Nach dem Vertragsabschluss kann der Klient zum Arzt gehen. Von diesem wird nach
einem Drogenscreening und einer Anamnese das geeignete Substitutionsmittel ( Subutex
oder Methadon ) gewählt und die Dosierung festgelegt. Nach Ablauf des Probevertrages
wird mit dem Patienten ggf. ein neuer Vertrag geschlossen, der die kurz- mittel- und
langfristigen Ziele festlegt. Dieser Vertrag wird, wenn immer möglich, in einem
gemeinsamen Gespräch zwischen Drogenberater, substituierendem Arzt und Patienten
ausgehandelt. Ziel ist in aller Regel die Drogenfreiheit.
Parallel zu der Substitutionsbehandlung durch den Arzt kommt der Klient regelmäßig in
die Beratungsstelle. Die ambulanten Gespräche drehen sich zu Anfang in der Regel um
die Substitutionsbehandlung selbst, Probleme mit der Umstellung, Veränderungen,
Ängste .…
Später rücken zunehmend soziale Themen in den Vordergrund, wie Wohnungssuche,
Arbeitssuche, Freizeitgestaltung....
Die therapeutische Bearbeitung von Themen wie Suchtentstehung, Familie, persönliche
Probleme.... schließt sich an und kann den Ausstieg aus der Sucht vorbereiten.
Nach erfolgreicher Abdosierung werden im Idealfall Gespräche zur Stabilisierung und
Rückfallprophylaxe geführt.
Den roten Faden in allen Gesprächen bilden die im Vertrag vereinbarten Ziele und alles
was die Erreichung dieser Ziele hemmt bzw. fördert.
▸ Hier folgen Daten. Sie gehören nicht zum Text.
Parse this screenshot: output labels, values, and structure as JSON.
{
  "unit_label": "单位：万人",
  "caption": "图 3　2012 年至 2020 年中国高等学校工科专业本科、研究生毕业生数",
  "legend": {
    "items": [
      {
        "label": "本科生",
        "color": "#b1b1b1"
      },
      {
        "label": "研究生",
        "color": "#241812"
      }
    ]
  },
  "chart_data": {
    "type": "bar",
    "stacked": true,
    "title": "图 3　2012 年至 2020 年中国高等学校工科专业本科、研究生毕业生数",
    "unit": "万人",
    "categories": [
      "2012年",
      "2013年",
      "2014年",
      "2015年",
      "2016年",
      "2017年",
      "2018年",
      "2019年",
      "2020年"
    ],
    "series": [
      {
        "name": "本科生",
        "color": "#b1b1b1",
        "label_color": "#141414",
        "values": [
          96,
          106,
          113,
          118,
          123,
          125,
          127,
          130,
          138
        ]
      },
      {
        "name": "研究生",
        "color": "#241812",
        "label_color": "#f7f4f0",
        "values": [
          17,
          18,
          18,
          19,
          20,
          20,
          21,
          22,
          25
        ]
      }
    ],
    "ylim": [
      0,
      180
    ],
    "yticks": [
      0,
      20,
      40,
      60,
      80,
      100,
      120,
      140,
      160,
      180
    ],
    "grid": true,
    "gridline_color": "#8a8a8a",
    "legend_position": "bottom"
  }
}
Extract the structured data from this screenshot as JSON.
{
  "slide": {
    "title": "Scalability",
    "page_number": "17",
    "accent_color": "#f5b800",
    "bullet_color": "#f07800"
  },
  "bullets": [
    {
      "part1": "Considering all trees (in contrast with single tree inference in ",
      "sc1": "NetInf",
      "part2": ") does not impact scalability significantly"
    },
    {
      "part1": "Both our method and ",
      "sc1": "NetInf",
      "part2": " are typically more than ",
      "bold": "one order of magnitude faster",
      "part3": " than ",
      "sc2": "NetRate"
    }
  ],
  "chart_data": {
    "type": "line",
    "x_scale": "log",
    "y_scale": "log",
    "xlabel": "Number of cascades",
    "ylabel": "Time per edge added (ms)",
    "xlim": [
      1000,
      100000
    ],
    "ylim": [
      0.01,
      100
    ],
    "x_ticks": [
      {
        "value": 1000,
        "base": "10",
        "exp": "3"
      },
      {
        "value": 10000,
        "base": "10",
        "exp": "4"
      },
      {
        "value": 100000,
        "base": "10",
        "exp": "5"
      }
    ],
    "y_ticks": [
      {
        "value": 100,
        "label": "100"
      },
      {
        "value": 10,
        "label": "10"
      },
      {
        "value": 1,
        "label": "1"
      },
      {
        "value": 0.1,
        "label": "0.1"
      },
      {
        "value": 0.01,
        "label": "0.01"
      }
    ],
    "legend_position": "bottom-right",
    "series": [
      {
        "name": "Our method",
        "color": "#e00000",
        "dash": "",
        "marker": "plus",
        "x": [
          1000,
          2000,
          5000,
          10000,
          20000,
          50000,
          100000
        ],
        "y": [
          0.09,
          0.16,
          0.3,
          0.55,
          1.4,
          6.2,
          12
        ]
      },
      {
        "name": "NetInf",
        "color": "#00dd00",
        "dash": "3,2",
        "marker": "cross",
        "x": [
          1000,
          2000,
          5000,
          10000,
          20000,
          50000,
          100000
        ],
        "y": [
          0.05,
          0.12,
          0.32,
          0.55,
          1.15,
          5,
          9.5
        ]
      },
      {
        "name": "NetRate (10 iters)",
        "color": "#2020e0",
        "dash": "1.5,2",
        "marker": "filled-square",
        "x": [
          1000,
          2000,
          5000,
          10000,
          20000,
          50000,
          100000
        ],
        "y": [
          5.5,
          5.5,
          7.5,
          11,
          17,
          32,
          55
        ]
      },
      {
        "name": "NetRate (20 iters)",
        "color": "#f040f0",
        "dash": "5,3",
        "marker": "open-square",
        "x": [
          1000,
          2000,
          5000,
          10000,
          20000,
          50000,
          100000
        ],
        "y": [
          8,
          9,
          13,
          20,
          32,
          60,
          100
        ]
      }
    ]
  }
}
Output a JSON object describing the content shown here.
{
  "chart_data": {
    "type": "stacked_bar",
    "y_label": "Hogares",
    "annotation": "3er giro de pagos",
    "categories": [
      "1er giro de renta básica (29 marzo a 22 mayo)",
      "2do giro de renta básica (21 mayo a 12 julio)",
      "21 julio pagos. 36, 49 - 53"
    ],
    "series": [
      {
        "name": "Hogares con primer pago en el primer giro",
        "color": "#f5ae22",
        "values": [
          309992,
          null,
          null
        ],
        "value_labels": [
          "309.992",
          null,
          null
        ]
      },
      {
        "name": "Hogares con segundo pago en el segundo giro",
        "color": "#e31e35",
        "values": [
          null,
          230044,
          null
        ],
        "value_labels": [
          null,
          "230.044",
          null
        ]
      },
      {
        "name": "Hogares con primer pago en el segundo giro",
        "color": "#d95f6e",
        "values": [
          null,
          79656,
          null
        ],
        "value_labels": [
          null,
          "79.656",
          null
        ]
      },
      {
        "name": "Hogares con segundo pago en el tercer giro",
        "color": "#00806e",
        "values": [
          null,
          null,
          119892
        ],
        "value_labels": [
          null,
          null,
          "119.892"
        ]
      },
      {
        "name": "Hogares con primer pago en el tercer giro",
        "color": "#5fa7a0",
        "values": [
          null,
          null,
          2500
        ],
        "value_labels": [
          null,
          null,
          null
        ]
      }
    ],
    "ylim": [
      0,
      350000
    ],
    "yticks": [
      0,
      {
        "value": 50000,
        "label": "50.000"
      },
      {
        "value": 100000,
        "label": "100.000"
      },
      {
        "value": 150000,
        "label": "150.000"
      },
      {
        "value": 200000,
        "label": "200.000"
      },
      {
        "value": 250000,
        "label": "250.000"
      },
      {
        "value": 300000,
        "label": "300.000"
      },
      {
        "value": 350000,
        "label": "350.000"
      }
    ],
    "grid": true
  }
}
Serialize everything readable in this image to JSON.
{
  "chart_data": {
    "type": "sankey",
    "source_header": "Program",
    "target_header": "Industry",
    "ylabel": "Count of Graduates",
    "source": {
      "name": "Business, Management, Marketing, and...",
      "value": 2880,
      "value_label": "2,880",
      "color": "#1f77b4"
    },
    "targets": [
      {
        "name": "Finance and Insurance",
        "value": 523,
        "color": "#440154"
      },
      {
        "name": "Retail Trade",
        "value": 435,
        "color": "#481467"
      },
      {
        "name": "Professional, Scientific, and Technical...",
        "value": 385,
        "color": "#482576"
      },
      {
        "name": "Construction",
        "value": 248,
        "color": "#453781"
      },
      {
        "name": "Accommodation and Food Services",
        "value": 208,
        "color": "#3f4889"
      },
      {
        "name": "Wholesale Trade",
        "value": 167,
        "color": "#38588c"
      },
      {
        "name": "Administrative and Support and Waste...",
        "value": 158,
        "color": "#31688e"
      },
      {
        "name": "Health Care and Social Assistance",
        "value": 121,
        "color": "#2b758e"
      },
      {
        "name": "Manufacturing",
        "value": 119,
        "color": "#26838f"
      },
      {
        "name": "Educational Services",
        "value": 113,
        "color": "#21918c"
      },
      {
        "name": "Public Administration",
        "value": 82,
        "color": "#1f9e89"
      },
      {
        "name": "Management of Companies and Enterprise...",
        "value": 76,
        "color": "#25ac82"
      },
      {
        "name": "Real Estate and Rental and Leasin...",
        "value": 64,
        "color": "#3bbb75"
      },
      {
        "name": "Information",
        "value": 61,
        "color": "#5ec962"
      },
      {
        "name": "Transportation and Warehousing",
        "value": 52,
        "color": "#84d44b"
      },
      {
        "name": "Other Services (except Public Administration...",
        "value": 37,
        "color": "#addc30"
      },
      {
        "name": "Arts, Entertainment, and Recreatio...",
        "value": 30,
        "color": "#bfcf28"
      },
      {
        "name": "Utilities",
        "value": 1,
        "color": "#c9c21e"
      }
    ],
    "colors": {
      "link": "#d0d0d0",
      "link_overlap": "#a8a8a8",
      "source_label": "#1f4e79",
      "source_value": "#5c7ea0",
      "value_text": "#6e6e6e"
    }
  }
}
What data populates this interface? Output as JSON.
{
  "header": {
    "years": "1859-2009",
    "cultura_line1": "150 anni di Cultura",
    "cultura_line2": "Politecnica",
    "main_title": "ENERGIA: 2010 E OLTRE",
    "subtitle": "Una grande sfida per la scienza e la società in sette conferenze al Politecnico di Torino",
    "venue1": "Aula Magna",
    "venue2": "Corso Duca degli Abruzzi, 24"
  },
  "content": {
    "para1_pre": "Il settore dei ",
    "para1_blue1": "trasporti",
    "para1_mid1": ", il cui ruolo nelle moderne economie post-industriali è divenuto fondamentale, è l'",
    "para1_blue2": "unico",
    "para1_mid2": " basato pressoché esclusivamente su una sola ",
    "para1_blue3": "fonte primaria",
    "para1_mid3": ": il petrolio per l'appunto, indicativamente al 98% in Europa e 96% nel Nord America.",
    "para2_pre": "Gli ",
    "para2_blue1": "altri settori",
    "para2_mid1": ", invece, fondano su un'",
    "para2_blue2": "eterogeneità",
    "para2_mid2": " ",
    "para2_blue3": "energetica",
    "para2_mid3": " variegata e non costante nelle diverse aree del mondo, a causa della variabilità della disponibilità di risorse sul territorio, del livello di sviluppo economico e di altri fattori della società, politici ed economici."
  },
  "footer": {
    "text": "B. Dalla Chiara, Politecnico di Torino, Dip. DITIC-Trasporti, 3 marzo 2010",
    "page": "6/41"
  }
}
Der Ablauf einer Behandlung kann nur exemplarisch skizziert werden, da jeder Fall
unterschiedlich ist und individuelle Wege und Lösungen gesucht werden müssen.
Möglich ist dies nur auf dem oben beschriebenen Hintergrund der Zusammenarbeit und
Kooperation. Die individuelle Behandlung entwickelt sich in einem eng verflochtenen
Netzwerk aus ambulanter medizinischer Behandlung, psychosozialer Betreuung und mit
dem möglichen Rückgriff auf stationäre Behandlungsmöglichkeiten.
(mehr Informationen über das Konstanzer Modell in unseren Jahresberichten)
Folie
Auswertung Konstanzer Modell 1999 – 2008
(Anlage)
Diskussion, Erläuterung……. Chancen aber auch Grenzen
Schluss
Ich möchte meine Ausführungen mit einer These abschließen:
Veränderungen im gesellschaftlichen Umgang mit Drogenabhängigkeit und
Veränderungen der Hilfs- und Behandlungsangebote haben direkte Auswirkungen auf
die individuelle Ausprägung der Sucht. Sie beeinflussen die Entstehung, die Dauer,
den Verlauf und den Ausgang von Drogenkarrieren. Sie beeinflussen sogar was für
Drogen, in welcher Menge konsumiert werden.
Diese Aussage erscheit zunächst „selbstverständlich“ widerlegt aber alle diejenigen, die
Drogenabhängigkeit ansehen als:
individuelles biologisch/genetisch determiniertes Geschehen
als Lebensstil abhängig von der Art der konsumierten Droge
Die ersteren leiten daraus ab, dass lediglich Versorgung und pharmakologische
Behandlung sinnvoll ist. Die letzteren, dass man die Süchtigen selbst frei entscheiden
lassen sollte, wie sie leben und was sie konsumieren wollen.
Meine Aussage, die ich zu begründen versucht habe fordert die Gesellschaft und uns zum
aktiven Handeln auf. Wir dürfen die Suchtkranken nicht sich selbst überlassen, weil
Veränderungen zum positiven und negativen möglich sind.
Gleichzeitig ist dies auch eine Begründung für unser aller Bemühen die Angebote für
die Suchmittelabhängigen in der Region auszubauen, zielgenauer zu gestalten und
durch Zusammenarbeit zu optimieren.
(Dies im Interesse der Betroffenen, ihrer Angehörigen und der Gesellschaft.)
Hierin sehe ich Aufgabe und Sinn unseres Suchthilfeverbundes.